Reviewed by Celia Applegate (Department of History, University of Rochester)
Published on H-German (March, 2006)
The Interpretation of Dreams: Köhler v. Cosima
Wife-beater, cross-dresser, alcoholic, laudanum junkie, ingrate, spendthrift, deadbeat, philanderer, betrayer, blackmailer (of Ludwig), plagiarist (of Mendelssohn), stalker (of Meyerbeer) and of course antisemite--the Richard Wagner that Joachim Köhler has given us in this tome of a biography seems scarcely to deserve the epithet "last of the Titans." Yet there is something for all sides of the Wagner wars here, not just in the way of scandal and sinister foreshadowing, but also in the way of a rapt and implicitly exculpatory admiration for this most demanding of historical figures. But if Wagner comes across, in spades, as all those things we expect of the Great Artist--conflicted, tormented, wildly imaginative, irresistibly charismatic, impossibly gifted, possessed, obsessed and so on--then Köhler comes across as mainly conflicted. Over the past two decades, he has gained a reputation for courting the outrage of Wagnerites and the skepticism of scholars through his unapologetically speculative pronouncements on the Wagner-Nietzsche and Wagner-Hitler connections. (The only side of this devil's triangle he has yet to explore is the Nietzsche-Hitler one.) Nietzsche, he declared in his Zarathustra's Secret: The Interior Life of Friedrich Nietzsche (1990; English ed. 2002) was homosexual, and, as Köhler went on to say in Nietzsche and Wagner: A Lesson in Subjugation (1996; English ed. 1998), the break with the Wagners became definitive--and nasty--not because Wagner prostrated himself before the Christian God but because he blabbed about Nietzsche's sex life. Even more controversial was Köhler's Wagner's Hitler: The Prophet and his Disciple (English ed. 2000), which suggested, almost in so many words, that Hitler was simply enacting the Master's master plan, achieving politically the world-transforming ends for which Wagner had striven aesthetically. With this monumental biography, however, Köhler uses provocation to build an extraordinarily sympathetic portrait of Wagner, as though daring his readers to put aside their outrage at his egregious behavior toward other people and see his life once more as Thomas Mann had seen it, with suffering as its dominant mode and greatness as suffering's vindication. Remarkably, it--the strategy, the prose, the portrait, the book altogether--works.[1]

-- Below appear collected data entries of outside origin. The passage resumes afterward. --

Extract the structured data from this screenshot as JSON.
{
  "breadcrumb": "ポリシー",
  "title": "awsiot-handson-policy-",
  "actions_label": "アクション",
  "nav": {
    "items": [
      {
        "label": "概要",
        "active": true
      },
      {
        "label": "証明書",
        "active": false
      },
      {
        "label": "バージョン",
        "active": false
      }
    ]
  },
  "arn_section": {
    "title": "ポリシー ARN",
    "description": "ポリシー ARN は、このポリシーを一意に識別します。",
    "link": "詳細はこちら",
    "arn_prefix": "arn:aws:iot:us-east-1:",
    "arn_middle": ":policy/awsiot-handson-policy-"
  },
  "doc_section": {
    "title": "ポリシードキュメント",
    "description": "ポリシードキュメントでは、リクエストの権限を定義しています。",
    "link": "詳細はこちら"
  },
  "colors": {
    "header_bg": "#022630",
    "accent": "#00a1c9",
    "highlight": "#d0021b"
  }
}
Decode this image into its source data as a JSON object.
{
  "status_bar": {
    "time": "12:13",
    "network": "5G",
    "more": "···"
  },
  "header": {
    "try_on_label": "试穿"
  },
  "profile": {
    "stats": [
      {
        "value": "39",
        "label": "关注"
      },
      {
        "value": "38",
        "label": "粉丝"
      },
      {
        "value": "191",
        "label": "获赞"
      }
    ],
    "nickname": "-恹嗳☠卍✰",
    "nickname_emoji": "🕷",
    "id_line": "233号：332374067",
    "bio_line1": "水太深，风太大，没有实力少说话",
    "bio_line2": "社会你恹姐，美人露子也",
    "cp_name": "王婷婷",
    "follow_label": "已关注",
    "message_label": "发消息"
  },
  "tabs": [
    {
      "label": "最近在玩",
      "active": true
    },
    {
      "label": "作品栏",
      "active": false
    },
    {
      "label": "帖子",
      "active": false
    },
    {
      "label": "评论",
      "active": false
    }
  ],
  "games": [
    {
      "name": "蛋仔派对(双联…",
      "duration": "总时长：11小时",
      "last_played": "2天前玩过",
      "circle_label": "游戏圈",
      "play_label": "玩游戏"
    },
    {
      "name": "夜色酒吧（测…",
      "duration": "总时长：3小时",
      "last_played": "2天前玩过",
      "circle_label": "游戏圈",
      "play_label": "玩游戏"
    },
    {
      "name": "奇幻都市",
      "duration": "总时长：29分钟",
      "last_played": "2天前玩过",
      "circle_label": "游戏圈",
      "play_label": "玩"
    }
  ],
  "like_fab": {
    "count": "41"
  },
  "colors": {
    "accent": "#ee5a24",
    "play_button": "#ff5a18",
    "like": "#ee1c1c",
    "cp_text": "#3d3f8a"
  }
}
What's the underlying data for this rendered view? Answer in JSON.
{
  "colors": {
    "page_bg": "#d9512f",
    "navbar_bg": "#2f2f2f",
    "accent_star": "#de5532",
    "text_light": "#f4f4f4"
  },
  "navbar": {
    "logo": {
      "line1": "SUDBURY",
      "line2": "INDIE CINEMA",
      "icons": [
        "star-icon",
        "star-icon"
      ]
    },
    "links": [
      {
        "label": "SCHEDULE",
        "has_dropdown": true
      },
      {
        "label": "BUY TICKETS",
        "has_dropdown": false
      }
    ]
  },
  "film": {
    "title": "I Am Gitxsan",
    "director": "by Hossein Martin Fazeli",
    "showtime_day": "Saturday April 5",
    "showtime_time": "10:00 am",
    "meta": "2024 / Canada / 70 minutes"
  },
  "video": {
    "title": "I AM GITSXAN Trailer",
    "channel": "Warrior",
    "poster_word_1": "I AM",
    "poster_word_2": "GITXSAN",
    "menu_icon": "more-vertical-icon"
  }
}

To be sure, Köhler's biography will not please everyone, but it is nevertheless well worth reading and even savoring, for those who have already experienced the fascination of Wagner and for those who have resisted it.[2] Köhler, a German journalist and editor, has a method and target. His method is loosely psychological and his target is Cosima Wagner. He chose the former at least in part because of the actions of the latter. As Köhler explains at the outset, Wagner's second wife controlled (and interfered with) key documents of her husband's life: his memoirs were dictated to her and subsequently subjected to considerable editing (a his-and-hers joint project); her diaries were an extended commentary on Wagner as she wished him to be; she destroyed hundreds of letters from Heine, Baudelaire, Berlioz, Nietzsche, Semper, Gobineau and (her first husband and Wagner's erstwhile acolyte) Hans von Bülow, along with the traces, epistolary and otherwise, of adulterous love-affairs, chiefly those with Mathilde Wesendonck and with herself; she, and not Wagner, laid the cornerstone of the Bayreuth enterprise and made it into the "well-oiled publicity machine" that it remains (pp. xii-xiii). In Köhler's view, she presented Wagner to the world as "the nation's unifying saviour" by imbuing the "Hoffmanesque artist" with a "certain bourgeois stolidity" and "plung[ing] the iridescent kaleidoscope of his colourful existence into a uniform granite grey" (pp. xii-xiii). And if Richard was Cosima's first victim, her subsequent victims became too numerous to count, for in due time the worship of "Cosima's Wagner" allowed an Austrian Wagnerite to transform himself into "Wagner's Hitler" (p. xiii).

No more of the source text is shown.